Mank
I think this movie could be enjoyed by someone who has never seen Citizen Kane. I think so, but I can’t be sure. What I do know is that for someone who has seen it at least a dozen times this movie is a valentine to Old Hollywood, and just chock full of information about the writing of the movie. Not the filming; the writing, which was done by Herman Mankiewicz while bedbound from a broken leg suffered in a car accident.
(There is a lively debate as to who was responsible for most, if not all, of the screenplay. Back in the ‘70s Pauline Kael advanced the proposition that it was almost entirely Mank, and Orson Welles attached his name to it after it was finished. At the Oscars, they shared the screenwriting award. You can come down on either side of the argument, because it’s not one that can’t be won any more than the thousand theories as to actually wrote Shakespeare’s plays. This movie says it was Mank, and I think so, too.) (I also think it was Shakespeare. Screw all those bullshit theories.)
Gary Oldman is one of the most versatile actors working today. There is no stereotypical “Gary Oldman part.” He won the Oscar, almost unrecognizable as Winston Churchill in Darkest Hour. Here he is terrific as alcoholic Mank. Amanda Seyfried is very good as poor Marion Davies, who could have been a comic superstar if it were not for the “help” she got from William Randolph Hearst. The film is populated by literally dozens of names a film buff will spot at once: Welles and Hearst, of course, Mank’s brother Joseph, L.B. Mayer, Irving Thalberg, John Houseman, Charles Lederer, David O. Selznick, Upton Sinclair, Ben Hecht, Charles MacArthur, Josef von Sternberg, John Gilbert, Norma Shearer, Eddie Cantor, and others.

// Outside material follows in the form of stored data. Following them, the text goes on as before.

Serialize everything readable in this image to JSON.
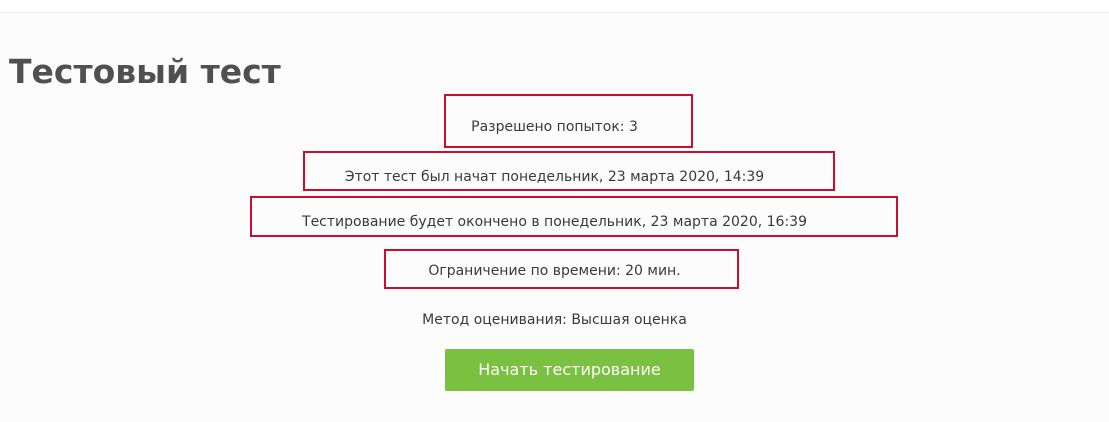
{
  "quiz": {
    "title": "Тестовый тест",
    "info": {
      "attempts_allowed": "Разрешено попыток: 3",
      "opened": "Этот тест был начат понедельник, 23 марта 2020, 14:39",
      "closes": "Тестирование будет окончено в понедельник, 23 марта 2020, 16:39",
      "time_limit": "Ограничение по времени: 20 мин.",
      "grading_method": "Метод оценивания: Высшая оценка"
    },
    "start_button_label": "Начать тестирование"
  },
  "colors": {
    "highlight_border": "#c8102e",
    "button_background": "#7ac142",
    "title_text": "#505050"
  }
}
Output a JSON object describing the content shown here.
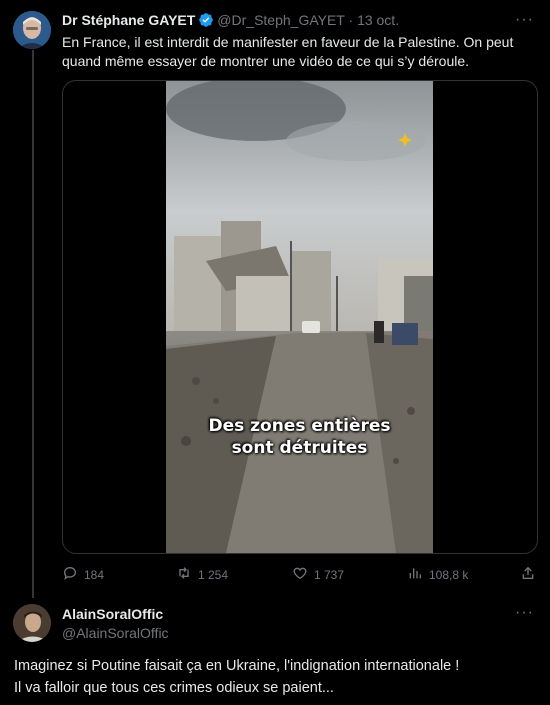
{
  "tweet1": {
    "display_name": "Dr Stéphane GAYET",
    "handle": "@Dr_Steph_GAYET",
    "separator": "·",
    "time": "13 oct.",
    "text": "En France, il est interdit de manifester en faveur de la Palestine. On peut quand même essayer de montrer une vidéo de ce qui s’y déroule.",
    "video_caption_line1": "Des zones entières",
    "video_caption_line2": "sont détruites",
    "stats": {
      "replies": "184",
      "reposts": "1 254",
      "likes": "1 737",
      "views": "108,8 k"
    }
  },
  "tweet2": {
    "display_name": "AlainSoralOffic",
    "handle": "@AlainSoralOffic",
    "text_line1": "Imaginez si Poutine faisait ça en Ukraine, l'indignation internationale !",
    "text_line2": "Il va falloir que tous ces crimes odieux se paient..."
  },
  "icons": {
    "more": "more-icon",
    "verified": "verified-icon",
    "reply": "reply-icon",
    "repost": "repost-icon",
    "like": "like-icon",
    "views": "views-icon",
    "share": "share-icon"
  },
  "colors": {
    "background": "#000000",
    "text": "#e7e9ea",
    "secondary": "#71767b",
    "verified": "#1d9bf0",
    "border": "#2f3336"
  }
}
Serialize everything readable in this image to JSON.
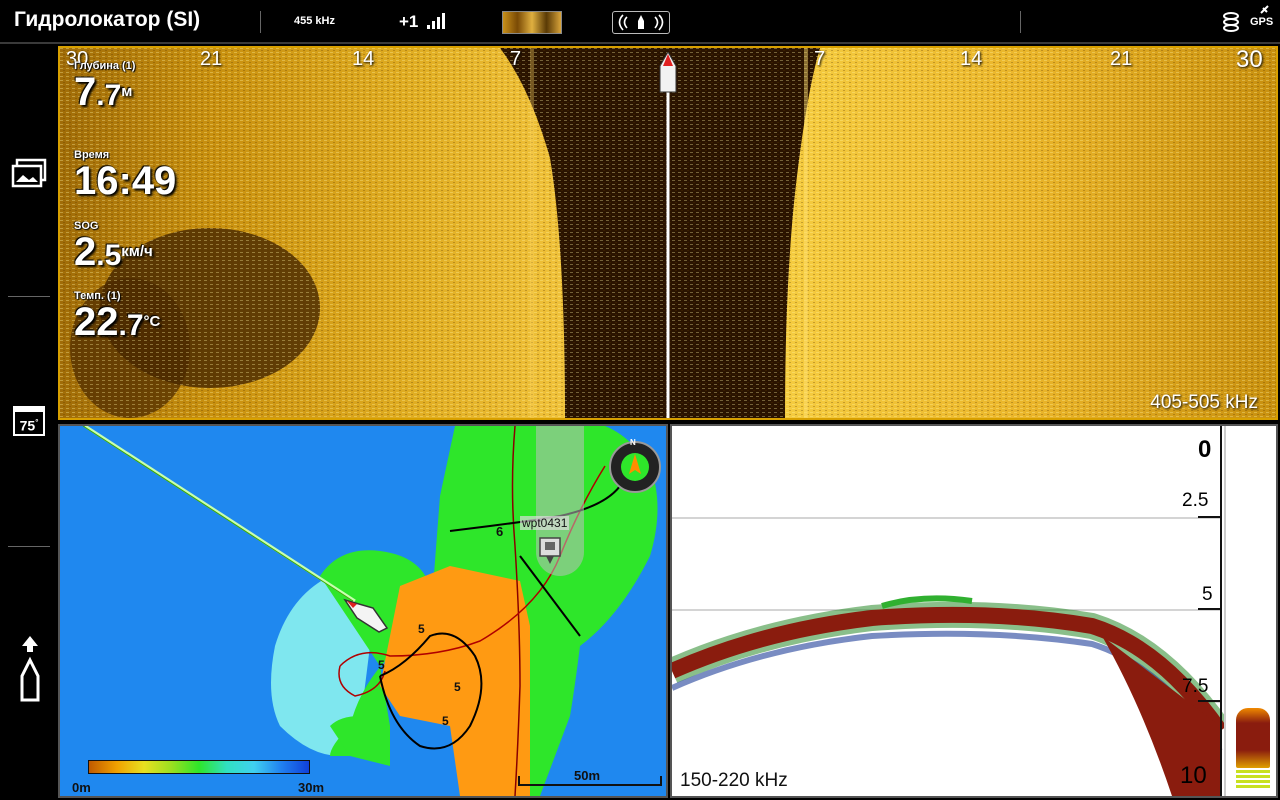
{
  "topbar": {
    "title": "Гидролокатор (SI)",
    "frequency": "455 kHz",
    "signal": "+1",
    "gps": "GPS"
  },
  "rail": {
    "temp_badge": "75"
  },
  "side_imaging": {
    "range_left": [
      "30",
      "21",
      "14",
      "7"
    ],
    "range_right": [
      "7",
      "14",
      "21",
      "30"
    ],
    "frequency": "405-505 kHz",
    "readouts": [
      {
        "label": "Глубина (1)",
        "value": "7",
        "decimal": ".7",
        "unit": "м"
      },
      {
        "label": "Время",
        "value": "16:49",
        "decimal": "",
        "unit": ""
      },
      {
        "label": "SOG",
        "value": "2",
        "decimal": ".5",
        "unit": "км/ч"
      },
      {
        "label": "Темп. (1)",
        "value": "22",
        "decimal": ".7",
        "unit": "°C"
      }
    ]
  },
  "map": {
    "waypoint": "wpt0431",
    "legend_min": "0m",
    "legend_max": "30m",
    "scale": "50m",
    "contours": [
      "6",
      "5",
      "5",
      "5",
      "5"
    ],
    "compass": "N"
  },
  "sonar": {
    "frequency": "150-220 kHz",
    "depth_ticks": [
      "0",
      "2.5",
      "5",
      "7.5",
      "10"
    ]
  }
}
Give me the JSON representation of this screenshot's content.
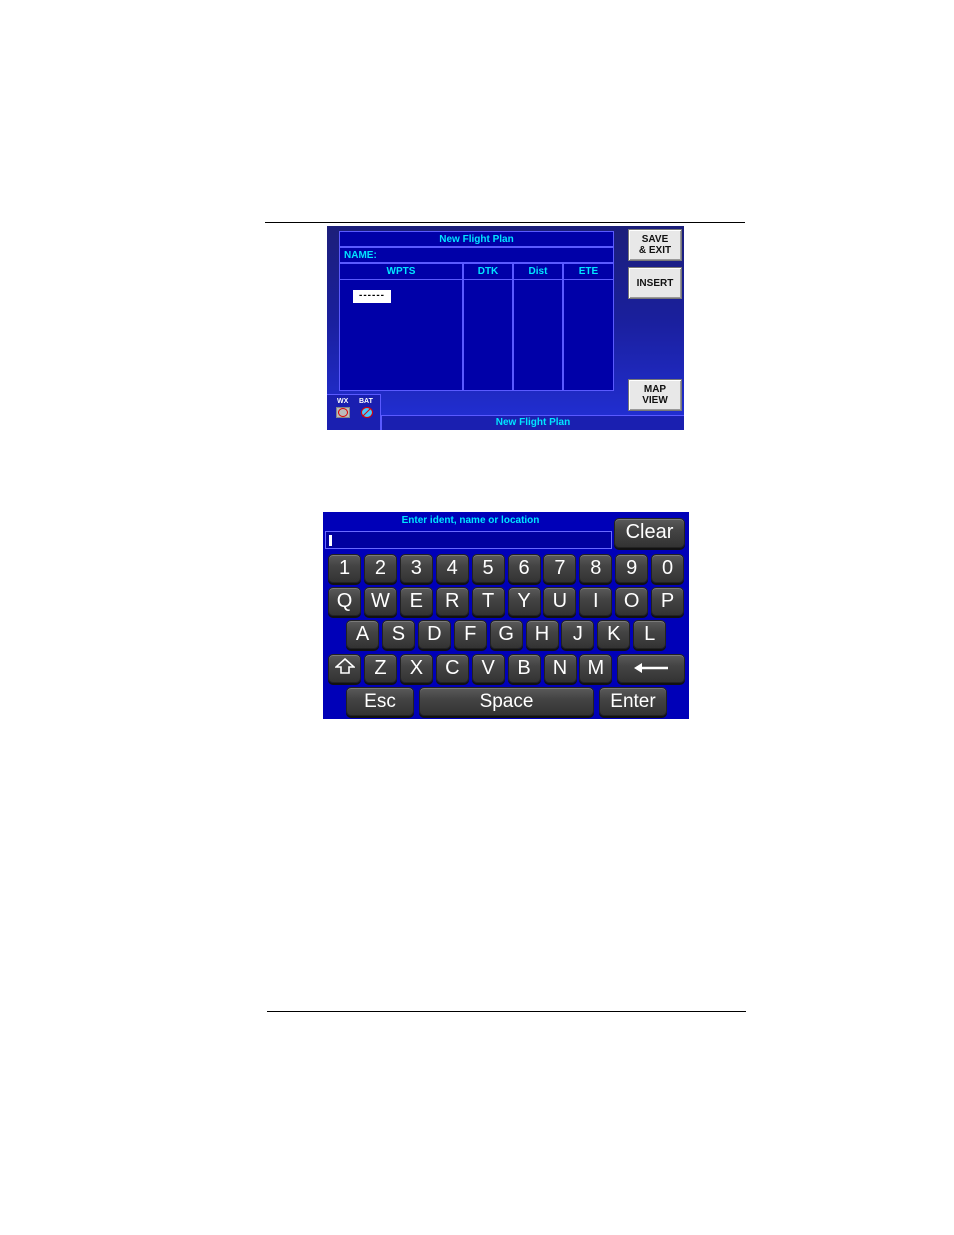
{
  "flight_plan": {
    "title": "New Flight Plan",
    "name_label": "NAME:",
    "columns": [
      "WPTS",
      "DTK",
      "Dist",
      "ETE"
    ],
    "waypoint_entry": "------",
    "buttons": {
      "save_exit": "SAVE & EXIT",
      "insert": "INSERT",
      "map_view": "MAP VIEW"
    },
    "status": {
      "wx_label": "WX",
      "bat_label": "BAT",
      "wx_icon": "wx-disabled-icon",
      "bat_icon": "battery-disabled-icon"
    },
    "footer_title": "New Flight Plan"
  },
  "keyboard": {
    "prompt": "Enter ident, name or location",
    "input_value": "",
    "clear_label": "Clear",
    "row_numbers": [
      "1",
      "2",
      "3",
      "4",
      "5",
      "6",
      "7",
      "8",
      "9",
      "0"
    ],
    "row_top": [
      "Q",
      "W",
      "E",
      "R",
      "T",
      "Y",
      "U",
      "I",
      "O",
      "P"
    ],
    "row_home": [
      "A",
      "S",
      "D",
      "F",
      "G",
      "H",
      "J",
      "K",
      "L"
    ],
    "row_bottom": [
      "Z",
      "X",
      "C",
      "V",
      "B",
      "N",
      "M"
    ],
    "shift_icon": "shift-arrow-icon",
    "backspace_icon": "backspace-arrow-icon",
    "esc_label": "Esc",
    "space_label": "Space",
    "enter_label": "Enter"
  }
}
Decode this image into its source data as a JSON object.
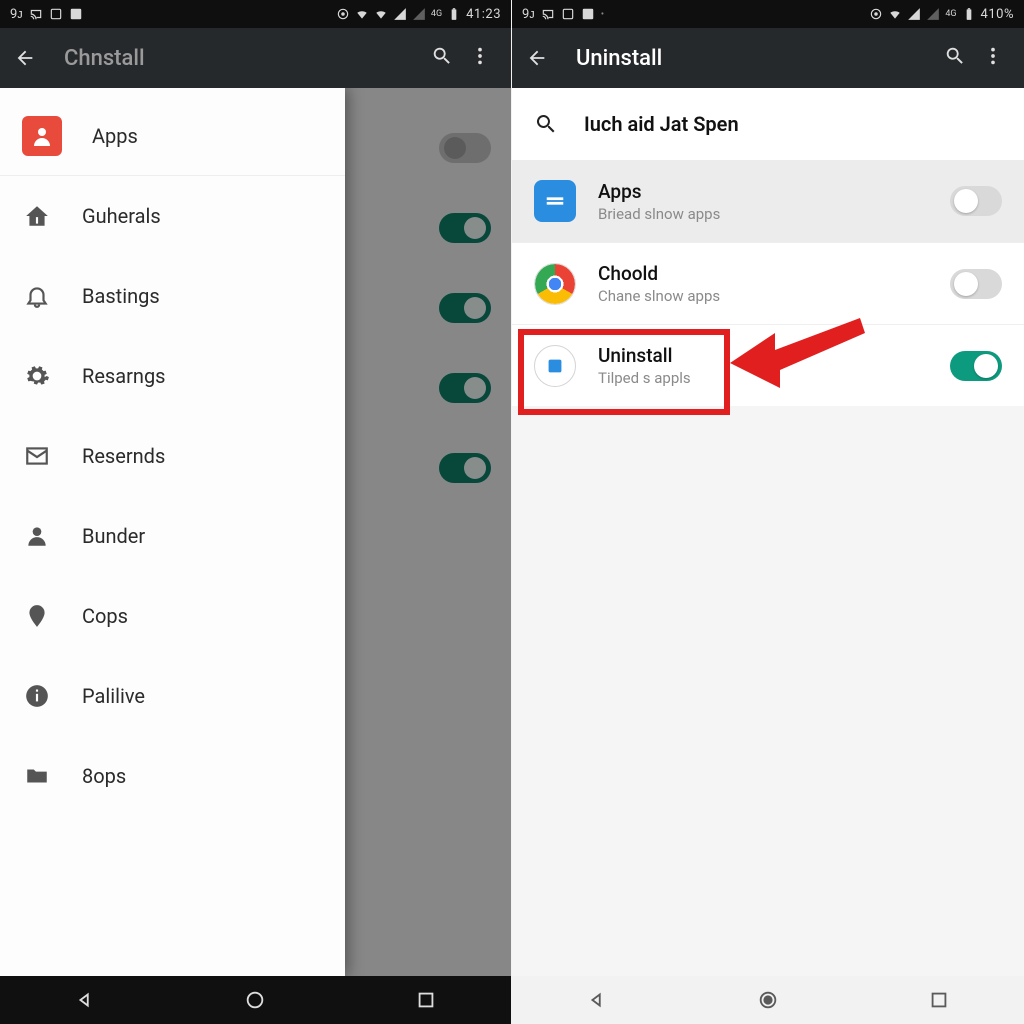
{
  "left": {
    "status": {
      "time": "41:23"
    },
    "appbar": {
      "title": "Chnstall"
    },
    "drawer": {
      "items": [
        {
          "label": "Apps",
          "icon": "avatar"
        },
        {
          "label": "Guherals",
          "icon": "home"
        },
        {
          "label": "Bastings",
          "icon": "bell"
        },
        {
          "label": "Resarngs",
          "icon": "gear"
        },
        {
          "label": "Resernds",
          "icon": "mail"
        },
        {
          "label": "Bunder",
          "icon": "person"
        },
        {
          "label": "Cops",
          "icon": "pin"
        },
        {
          "label": "Palilive",
          "icon": "info"
        },
        {
          "label": "8ops",
          "icon": "folder"
        }
      ]
    },
    "bg_toggles": [
      "off",
      "on",
      "on",
      "on",
      "on"
    ]
  },
  "right": {
    "status": {
      "time": "410%"
    },
    "appbar": {
      "title": "Uninstall"
    },
    "search_text": "Iuch aid Jat Spen",
    "apps": [
      {
        "title": "Apps",
        "sub": "Briead slnow apps",
        "icon": "blue",
        "toggle": "off",
        "shade": true
      },
      {
        "title": "Choold",
        "sub": "Chane slnow apps",
        "icon": "chrome",
        "toggle": "off",
        "shade": false
      },
      {
        "title": "Uninstall",
        "sub": "Tilped s appls",
        "icon": "outline",
        "toggle": "on",
        "shade": false
      }
    ]
  }
}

It is filmed in glorious black and white. The director, David Fincher, deliberately lit and photographed it in old-fashioned ways, and included things like era-correct phony traveling shots in cars, where the background is clearly rear projected. The attention to detail is so complete that they even included the little circles that appear in the upper right-hand corner of the picture that were used to cue the projectionist that it was time to switch to the other projector and change reels! How long has it been since you’ve seen that in a new movie? It took me a while to be sure I was seeing it. Lee spotted it first. This movie is a total joy. I’ll be looking for the DVD.